Brooklyn Heights preservationists hailed a decision by the Department of Buildings to block a developer from adding six stories onto an already nine-story building at the corner of Clinton and Montague street.
Buildings officials would not comment on why they rejected the proposed addition, which would create a 185-foot tower within the footprint of the city’s first historic district.
The district’s zoning restrictions don’t apply to the commercial block of Clinton Street, but preservationists objected because the resulting building would dwarf nearby historic structures such as the old Spencer Church building and the landmark headquarters of Brooklyn Historical Association on the corner of Clinton and Pierrepont streets.
“It would be much too tall for that corner and would cast dark shadows into the historic district and onto very important structures” said Judy Stanton, president of the Brooklyn Heights Association.
A spokesperson for the Department of Buildings said the developer, Clinton Realty Holdings LLC, was free to resubmit new plans. Neither the New Jersey-based corporation, nor the project architect Edgar Rawlings, returned calls from The Brooklyn Paper.
Brooklyn Heights, though home to many real-estate developers, is notoriously sensitive to, preservation issues. In 1965, a coalition of residents led by lawyer Otis Pearsall forever altered the business of building in the city when it lobbied to create New York’s first historic district in the section of the Heights bounded by Atlantic Avenue and Court Street and Cadman Plaza West and the Promenade.

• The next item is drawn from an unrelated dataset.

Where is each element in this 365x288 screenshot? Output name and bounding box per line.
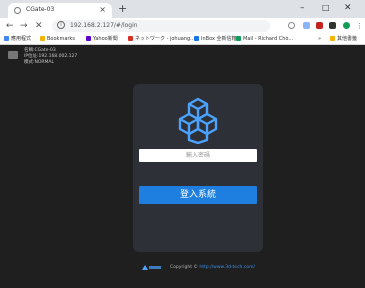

Within the district, new buildings are limited to five stories, and their facades must blend in with those neighboring buildings. Pearsall, a member of the city’s Art Commission, opposes the 75 Clinton St. tower because of the shadows it would cast in the low-rise historic district that he created.
Other critics said that the tower could set an inappropriate precedent for high-rise development inside the protected district itself.
“As the development gets higher and higher outside the district, you run into the danger of it creeping into the district itself,” said Simeon Bankoff, executive director of the non-profit Historic District Council.
While larger than most Heights structures, the proposed tower would be half the size of the one residential project that was built above objections in 1997, a 33-story, 331-foot residential tower at 180 Montague St. When construction began on that site, neighbors asked developer Ian Bruce Eichner to scale it down. A Brooklyn Heights resident himself, he declined.